The section devoted to literature follows the exhibition through poetic and prose works by Croatian writers. Many writers have found inspiration for their prose and poems in forests and in trees, and have sung them, described them, in their works. One of the most important writers who have dealt with this topic is Josip Kozarac, leading proponent of Croatian realism, who published his Slavonian Forest in Vijenac in 188. Also here are, for example, Dragutin Tadijanović and Dobriša Cesarić. Exclusively written for this exhibition, and published in the catalogue, is an essay by one of the most distinguished and most widely published of our writers, Miljenko Jergović.
The product design section (industrial and contemporary) shows the furnishings of local authors, produced here, and of locally harvested wood. Our wish is to show that the Croatian forests, or the trees that grow in them, particularly oak, are a valuable raw material from which furniture can be made. The exhibition will show the development of industrial production and furniture design from the beginnings of the 20th century to the present time. Among the exhibits are the products of the Bentwood Factory in Rijeka; of Mundus Florijan Bobić in Varaždin; Ivo Marinković Furniture, Osijek; Thonet-Mundus in Varaždin; Bothe & Ehrmann, Oriolik, Oriovac... and as for the artists and designers, works can be seen designed by Bernardo Bernardi, Herman Bolle, Vjenceslav Richter, Mario Antonini, Boris Babić, Željko Kovačić, Numen, Redesign, Grupa, Kristina Lugonja, Krunoslav Kovač and others.
The expert exhibition concept and set up are the work of Jasminka Poklečki Stošić.
A great many co-authors and expert associates have taken part in bringing this exhibition to fruition.
Co-authors: 19th century painting – Dr Jasminka Najcer Sabljak; 20th century and 21st century painting – Academician Tonko Maroević; Sculpture – Dr Ive Šimat Banov; History of the furniture industry – Dr Vanja Brdar Mustapić; Contemporary furniture design – Ksenija Jurinec, MFA, MA.
Expert associates: Dr Aleksandar Durman (Faculty of Humanities and Social Sciences); Dr Danijela Domljan (Forestry Faculty, Zagreb); Silvija Lučevnjak (director of Našice Local History Museum); Danijela Križanec-Beganović (senior curator, Ethnographic Museum, Zagreb)
In addition, exclusively for this exhibition, Goran Vranić, photographer, during spring, summer, autumn and winter 2016, took pictures of the most integral oak forest in Europe, Spačva.
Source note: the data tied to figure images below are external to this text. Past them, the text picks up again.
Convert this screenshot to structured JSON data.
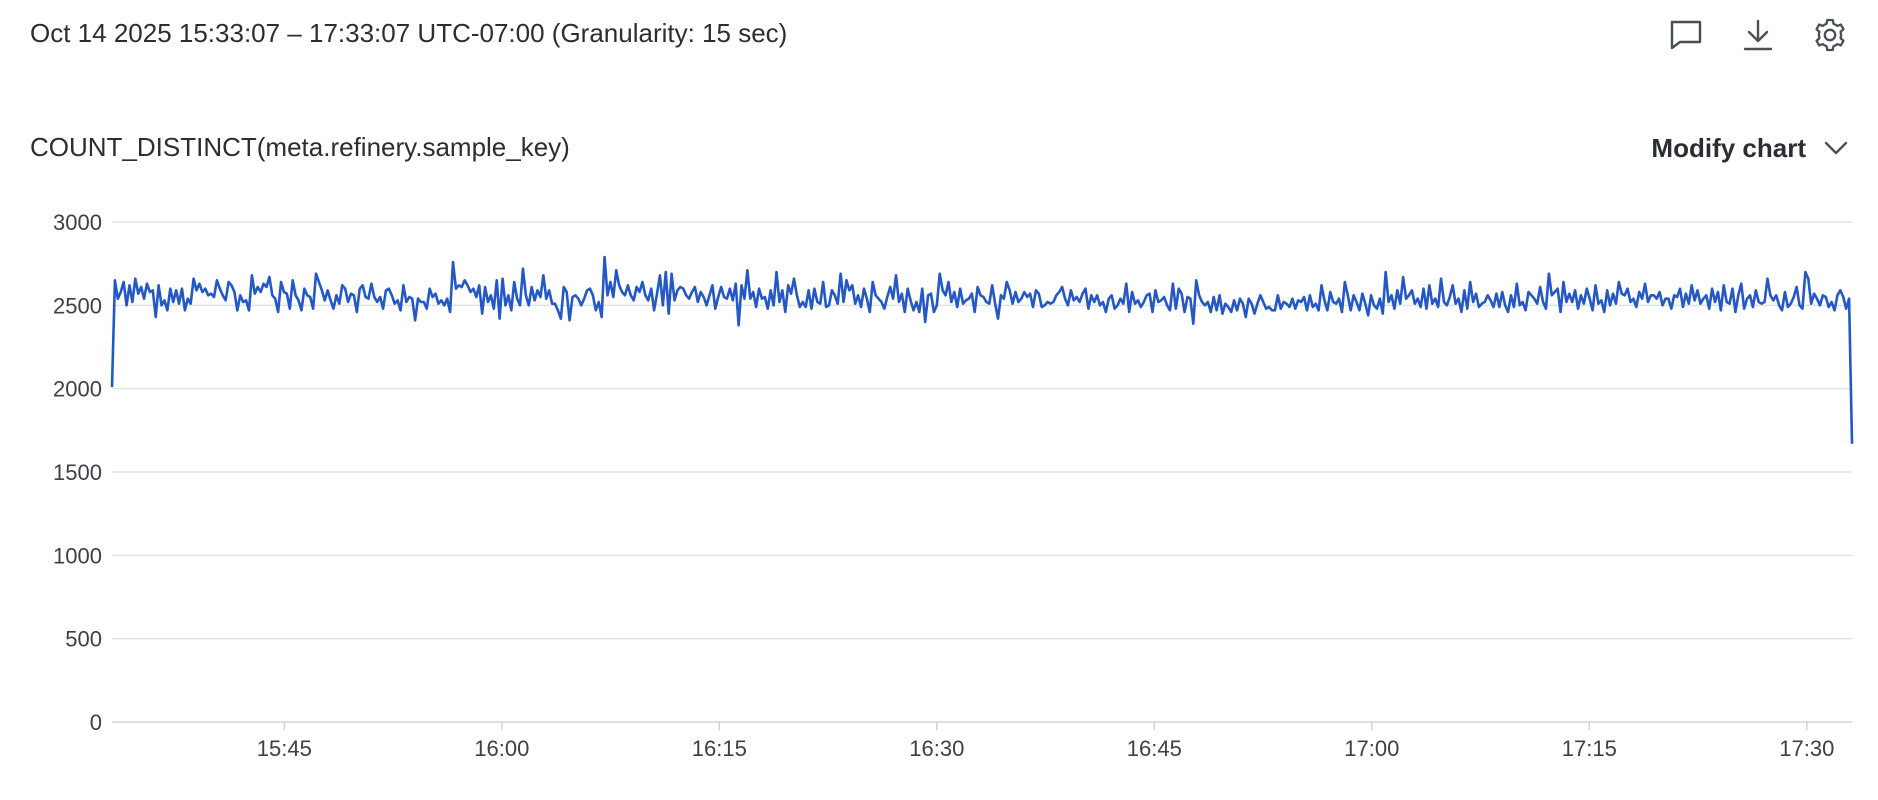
{
  "header": {
    "time_range": "Oct 14 2025 15:33:07 – 17:33:07 UTC-07:00 (Granularity: 15 sec)",
    "icons": [
      "comment-icon",
      "download-icon",
      "settings-gear-icon"
    ]
  },
  "chart_header": {
    "title": "COUNT_DISTINCT(meta.refinery.sample_key)",
    "modify_label": "Modify chart"
  },
  "chart_data": {
    "type": "line",
    "title": "COUNT_DISTINCT(meta.refinery.sample_key)",
    "x_start": "15:33:07",
    "x_end": "17:33:07",
    "granularity_sec": 15,
    "x_ticks": [
      "15:45",
      "16:00",
      "16:15",
      "16:30",
      "16:45",
      "17:00",
      "17:15",
      "17:30"
    ],
    "y_ticks": [
      "0",
      "500",
      "1000",
      "1500",
      "2000",
      "2500",
      "3000"
    ],
    "ylim": [
      0,
      3000
    ],
    "grid": true,
    "line_color": "#2458c6",
    "series": [
      {
        "values": [
          2010,
          2650,
          2540,
          2580,
          2640,
          2500,
          2620,
          2520,
          2660,
          2570,
          2610,
          2540,
          2630,
          2580,
          2590,
          2430,
          2620,
          2500,
          2530,
          2470,
          2600,
          2520,
          2590,
          2510,
          2600,
          2470,
          2540,
          2510,
          2660,
          2590,
          2630,
          2580,
          2600,
          2560,
          2570,
          2550,
          2650,
          2600,
          2560,
          2530,
          2640,
          2620,
          2580,
          2470,
          2560,
          2520,
          2530,
          2470,
          2680,
          2570,
          2610,
          2580,
          2630,
          2610,
          2670,
          2560,
          2540,
          2460,
          2640,
          2580,
          2570,
          2480,
          2650,
          2560,
          2530,
          2470,
          2600,
          2560,
          2550,
          2480,
          2690,
          2640,
          2590,
          2530,
          2590,
          2530,
          2480,
          2560,
          2510,
          2620,
          2600,
          2520,
          2570,
          2560,
          2460,
          2600,
          2620,
          2550,
          2540,
          2630,
          2550,
          2520,
          2550,
          2480,
          2590,
          2600,
          2560,
          2510,
          2530,
          2470,
          2620,
          2520,
          2550,
          2540,
          2410,
          2540,
          2520,
          2520,
          2480,
          2600,
          2550,
          2570,
          2510,
          2530,
          2500,
          2540,
          2460,
          2760,
          2600,
          2620,
          2610,
          2650,
          2620,
          2580,
          2600,
          2550,
          2620,
          2450,
          2610,
          2520,
          2560,
          2480,
          2650,
          2420,
          2660,
          2500,
          2560,
          2470,
          2640,
          2540,
          2500,
          2720,
          2560,
          2500,
          2610,
          2530,
          2590,
          2550,
          2680,
          2540,
          2590,
          2510,
          2510,
          2470,
          2420,
          2610,
          2580,
          2410,
          2550,
          2560,
          2540,
          2500,
          2540,
          2590,
          2600,
          2560,
          2470,
          2520,
          2430,
          2790,
          2560,
          2640,
          2550,
          2710,
          2620,
          2580,
          2560,
          2620,
          2560,
          2530,
          2610,
          2580,
          2640,
          2560,
          2530,
          2600,
          2470,
          2570,
          2680,
          2500,
          2700,
          2450,
          2690,
          2530,
          2590,
          2610,
          2600,
          2560,
          2540,
          2580,
          2610,
          2520,
          2580,
          2550,
          2500,
          2560,
          2620,
          2480,
          2550,
          2610,
          2550,
          2540,
          2600,
          2530,
          2630,
          2380,
          2620,
          2540,
          2710,
          2540,
          2580,
          2490,
          2600,
          2540,
          2550,
          2480,
          2590,
          2500,
          2700,
          2520,
          2590,
          2460,
          2620,
          2570,
          2660,
          2560,
          2490,
          2520,
          2490,
          2590,
          2480,
          2600,
          2520,
          2510,
          2640,
          2490,
          2500,
          2590,
          2560,
          2510,
          2690,
          2520,
          2650,
          2590,
          2620,
          2510,
          2560,
          2490,
          2600,
          2540,
          2460,
          2640,
          2560,
          2540,
          2520,
          2480,
          2550,
          2610,
          2540,
          2680,
          2520,
          2570,
          2460,
          2600,
          2530,
          2470,
          2520,
          2460,
          2600,
          2400,
          2560,
          2570,
          2460,
          2500,
          2690,
          2590,
          2560,
          2640,
          2520,
          2580,
          2490,
          2600,
          2510,
          2530,
          2540,
          2570,
          2460,
          2610,
          2560,
          2550,
          2520,
          2510,
          2620,
          2510,
          2420,
          2560,
          2540,
          2640,
          2590,
          2510,
          2580,
          2520,
          2540,
          2580,
          2550,
          2570,
          2490,
          2590,
          2570,
          2490,
          2500,
          2520,
          2510,
          2520,
          2560,
          2580,
          2610,
          2540,
          2500,
          2590,
          2530,
          2550,
          2520,
          2570,
          2600,
          2480,
          2560,
          2520,
          2560,
          2500,
          2520,
          2460,
          2540,
          2560,
          2480,
          2500,
          2540,
          2510,
          2630,
          2460,
          2580,
          2510,
          2530,
          2490,
          2520,
          2560,
          2570,
          2460,
          2590,
          2520,
          2530,
          2550,
          2500,
          2470,
          2630,
          2480,
          2600,
          2570,
          2460,
          2550,
          2540,
          2390,
          2650,
          2560,
          2520,
          2500,
          2520,
          2460,
          2550,
          2470,
          2560,
          2450,
          2510,
          2490,
          2460,
          2530,
          2470,
          2540,
          2510,
          2430,
          2540,
          2510,
          2450,
          2510,
          2560,
          2520,
          2480,
          2490,
          2470,
          2470,
          2560,
          2480,
          2520,
          2510,
          2490,
          2540,
          2480,
          2530,
          2520,
          2550,
          2470,
          2560,
          2490,
          2510,
          2470,
          2620,
          2530,
          2470,
          2580,
          2520,
          2510,
          2540,
          2460,
          2640,
          2560,
          2470,
          2560,
          2520,
          2470,
          2570,
          2510,
          2440,
          2560,
          2500,
          2480,
          2540,
          2450,
          2700,
          2520,
          2560,
          2480,
          2590,
          2510,
          2670,
          2540,
          2560,
          2590,
          2510,
          2540,
          2490,
          2600,
          2480,
          2620,
          2510,
          2540,
          2490,
          2660,
          2520,
          2500,
          2550,
          2620,
          2510,
          2540,
          2460,
          2590,
          2480,
          2640,
          2520,
          2570,
          2490,
          2510,
          2520,
          2560,
          2530,
          2490,
          2570,
          2490,
          2580,
          2500,
          2460,
          2560,
          2490,
          2630,
          2500,
          2520,
          2470,
          2580,
          2560,
          2540,
          2510,
          2610,
          2520,
          2480,
          2690,
          2560,
          2580,
          2600,
          2460,
          2640,
          2520,
          2570,
          2520,
          2590,
          2480,
          2560,
          2510,
          2600,
          2540,
          2470,
          2620,
          2510,
          2530,
          2460,
          2590,
          2500,
          2570,
          2510,
          2640,
          2570,
          2560,
          2600,
          2520,
          2540,
          2490,
          2580,
          2540,
          2630,
          2520,
          2560,
          2560,
          2540,
          2580,
          2500,
          2540,
          2540,
          2480,
          2560,
          2550,
          2600,
          2490,
          2570,
          2510,
          2620,
          2530,
          2590,
          2510,
          2540,
          2560,
          2480,
          2600,
          2520,
          2580,
          2470,
          2620,
          2520,
          2510,
          2600,
          2460,
          2560,
          2630,
          2480,
          2540,
          2560,
          2490,
          2590,
          2520,
          2510,
          2520,
          2660,
          2560,
          2530,
          2560,
          2500,
          2470,
          2580,
          2490,
          2510,
          2550,
          2610,
          2500,
          2480,
          2700,
          2660,
          2510,
          2570,
          2540,
          2500,
          2560,
          2550,
          2490,
          2520,
          2470,
          2560,
          2590,
          2550,
          2480,
          2540,
          1670
        ]
      }
    ]
  }
}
The photographs are reproduced in the catalogue, published in 152 pages, containing reproductions of all the works and many texts from the area of art, forestry and the furniture industry.
In the exhibition there are 140 exhibits, borrowed from 19 Croatian museums, 27 private owners and 8 corporates.
All of these works tell of the beauty, importance and value of the woods. And this is the intention of exhibition and cycle as a whole – to show that Nature with all its resources is necessary to us human beings, and that we are necessary to it in return. We are needed, to prevent the global devastation that we have ourselves, in various ways, brought about. But the devastation is going to stop only when we understand that the tree is our best friend, and when we put our arm around it as we do with our best friend.